Hi friend,
Spring is doing its thing outside my window, which feels like the perfect excuse for this week’s health idea.
🚶 One health idea: the daily walk is underrated
We chase complicated health hacks while ignoring the simplest, most powerful one of all: a daily walk.
A brisk walk most days helps your heart, steadies your blood sugar, lifts your mood, and protects the tiny blood vessels that feed your brain. Researchers keep finding that regular walkers stay sharper and live longer — and you don’t need a gym, a coach, or special gear. Just shoes and a door.
You don’t have to hit some magic number. Somewhere around 7,000 steps a day captures most of the benefit for most people, and even a 10-minute walk after meals does real good. Start where you are and let it grow.
Bonus: a morning walk in the sun also gives you a little vitamin D. Two birds, one pleasant stroll.
💼 One win: reframe “overqualified”
If you’re job hunting and keep hearing “you’re overqualified,” know that it’s usually code for two fears: they’ll cost too much and they’ll leave fast. Disarm both, warmly:
“I’ve done the big, demanding roles. At this stage I want work I can pour myself into and stay with — and I’d love to bring that experience here.”

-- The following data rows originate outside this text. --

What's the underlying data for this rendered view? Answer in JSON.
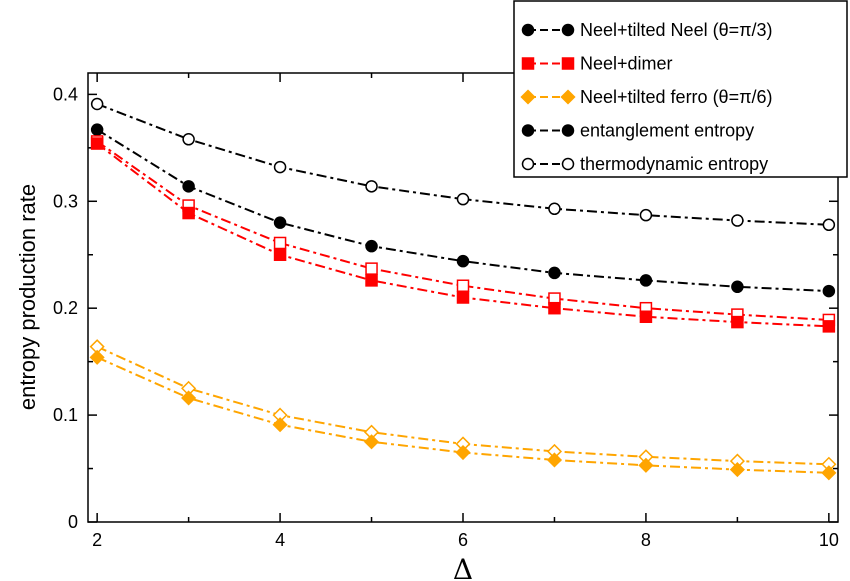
{
  "chart_data": {
    "type": "line",
    "xlabel": "Δ",
    "ylabel": "entropy production rate",
    "xlim": [
      1.9,
      10.1
    ],
    "ylim": [
      0,
      0.42
    ],
    "xticks": [
      2,
      4,
      6,
      8,
      10
    ],
    "yticks": [
      0,
      0.1,
      0.2,
      0.3,
      0.4
    ],
    "x_tick_labels": [
      "2",
      "4",
      "6",
      "8",
      "10"
    ],
    "y_tick_labels": [
      "0",
      "0.1",
      "0.2",
      "0.3",
      "0.4"
    ],
    "grid": false,
    "legend_position": "top-right",
    "x": [
      2,
      3,
      4,
      5,
      6,
      7,
      8,
      9,
      10
    ],
    "series": [
      {
        "name": "thermodynamic entropy",
        "color": "#000000",
        "marker": "circle-open",
        "values": [
          0.391,
          0.358,
          0.332,
          0.314,
          0.302,
          0.293,
          0.287,
          0.282,
          0.278
        ]
      },
      {
        "name": "entanglement entropy",
        "color": "#000000",
        "marker": "circle-filled",
        "values": [
          0.367,
          0.314,
          0.28,
          0.258,
          0.244,
          0.233,
          0.226,
          0.22,
          0.216
        ]
      },
      {
        "name": "",
        "color": "#ff0000",
        "marker": "square-open",
        "values": [
          0.356,
          0.296,
          0.261,
          0.237,
          0.221,
          0.209,
          0.2,
          0.194,
          0.189
        ]
      },
      {
        "name": "Neel+dimer",
        "color": "#ff0000",
        "marker": "square-filled",
        "values": [
          0.354,
          0.289,
          0.25,
          0.226,
          0.21,
          0.2,
          0.192,
          0.187,
          0.183
        ]
      },
      {
        "name": "",
        "color": "#ffa500",
        "marker": "diamond-open",
        "values": [
          0.164,
          0.125,
          0.1,
          0.084,
          0.073,
          0.066,
          0.061,
          0.057,
          0.054
        ]
      },
      {
        "name": "Neel+tilted ferro (θ=π/6)",
        "color": "#ffa500",
        "marker": "diamond-filled",
        "values": [
          0.154,
          0.116,
          0.091,
          0.075,
          0.065,
          0.058,
          0.053,
          0.049,
          0.046
        ]
      }
    ],
    "legend": [
      {
        "label": "Neel+tilted Neel (θ=π/3)",
        "color": "#000000",
        "marker": "circle-filled"
      },
      {
        "label": "Neel+dimer",
        "color": "#ff0000",
        "marker": "square-filled"
      },
      {
        "label": "Neel+tilted ferro (θ=π/6)",
        "color": "#ffa500",
        "marker": "diamond-filled"
      },
      {
        "label": "entanglement entropy",
        "color": "#000000",
        "marker": "circle-filled"
      },
      {
        "label": "thermodynamic entropy",
        "color": "#000000",
        "marker": "circle-open"
      }
    ]
  }
}
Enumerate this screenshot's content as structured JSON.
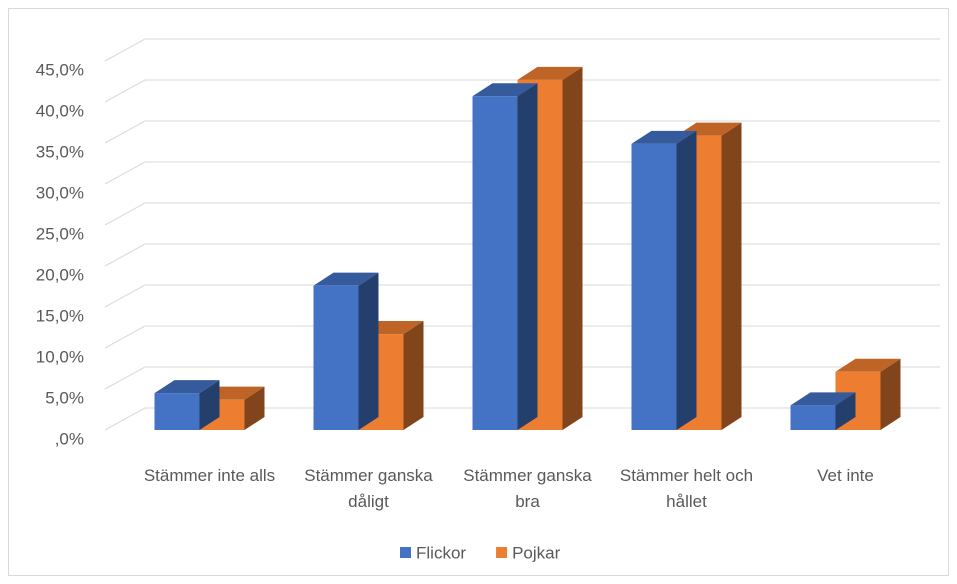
{
  "chart_data": {
    "type": "bar3d",
    "categories": [
      "Stämmer inte alls",
      "Stämmer ganska dåligt",
      "Stämmer ganska bra",
      "Stämmer helt och hållet",
      "Vet inte"
    ],
    "series": [
      {
        "name": "Flickor",
        "color": "#4472c4",
        "values": [
          4.5,
          17.6,
          40.7,
          34.9,
          3.0
        ]
      },
      {
        "name": "Pojkar",
        "color": "#ed7d31",
        "values": [
          3.7,
          11.7,
          42.7,
          35.9,
          7.1
        ]
      }
    ],
    "ylim": [
      0,
      45
    ],
    "yticks": [
      {
        "value": 0,
        "label": ",0%"
      },
      {
        "value": 5,
        "label": "5,0%"
      },
      {
        "value": 10,
        "label": "10,0%"
      },
      {
        "value": 15,
        "label": "15,0%"
      },
      {
        "value": 20,
        "label": "20,0%"
      },
      {
        "value": 25,
        "label": "25,0%"
      },
      {
        "value": 30,
        "label": "30,0%"
      },
      {
        "value": 35,
        "label": "35,0%"
      },
      {
        "value": 40,
        "label": "40,0%"
      },
      {
        "value": 45,
        "label": "45,0%"
      }
    ],
    "grid": true,
    "legend": "bottom"
  }
}
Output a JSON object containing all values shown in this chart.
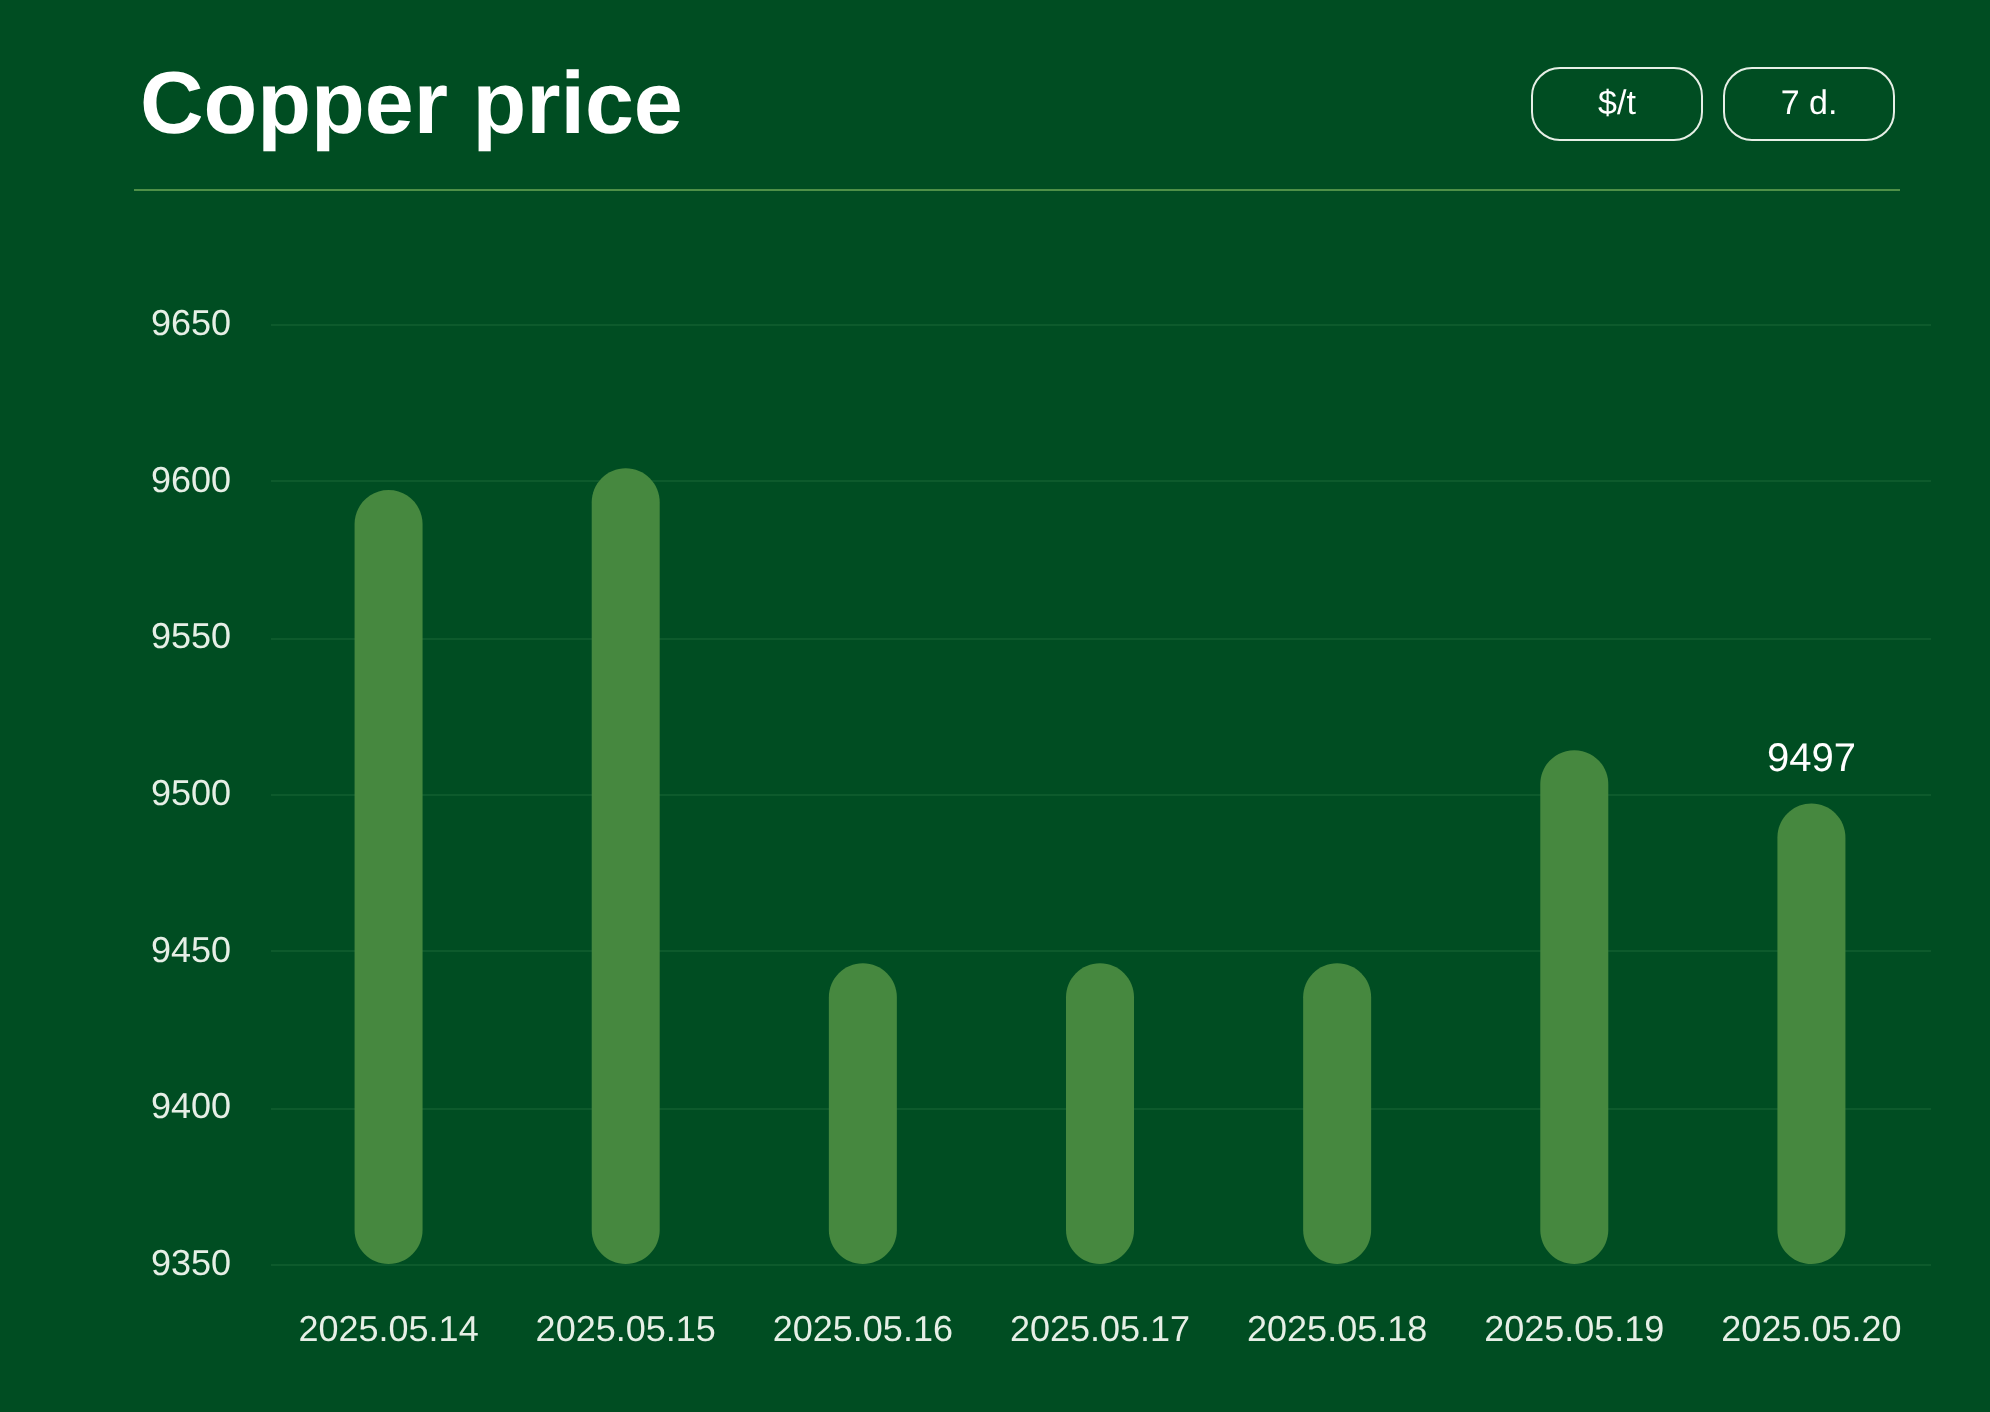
{
  "chart_data": {
    "type": "bar",
    "title": "Copper price",
    "annotations": [
      "$/t",
      "7 d."
    ],
    "categories": [
      "2025.05.14",
      "2025.05.15",
      "2025.05.16",
      "2025.05.17",
      "2025.05.18",
      "2025.05.19",
      "2025.05.20"
    ],
    "values": [
      9597,
      9604,
      9446,
      9446,
      9446,
      9514,
      9497
    ],
    "value_labels": [
      null,
      null,
      null,
      null,
      null,
      null,
      "9497"
    ],
    "color": "#46883f",
    "ylim": [
      9350,
      9650
    ],
    "yticks": [
      9350,
      9400,
      9450,
      9500,
      9550,
      9600,
      9650
    ],
    "grid": "y"
  }
}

Name the worry, put it to rest, and you turn an objection into a reason to hire you. (Full playbook: Getting Hired After 50.)
🎯 One thing to try this week
Take a 10-minute walk after dinner, three nights this week. It helps your blood sugar settle, aids digestion, and is a lovely way to wind down — alone with your thoughts or beside someone you love.
Until next time — get outside, breathe deep, and enjoy this season.
Age boldly, Robert
General encouragement and education, not medical advice. Talk with your doctor before starting a new exercise routine.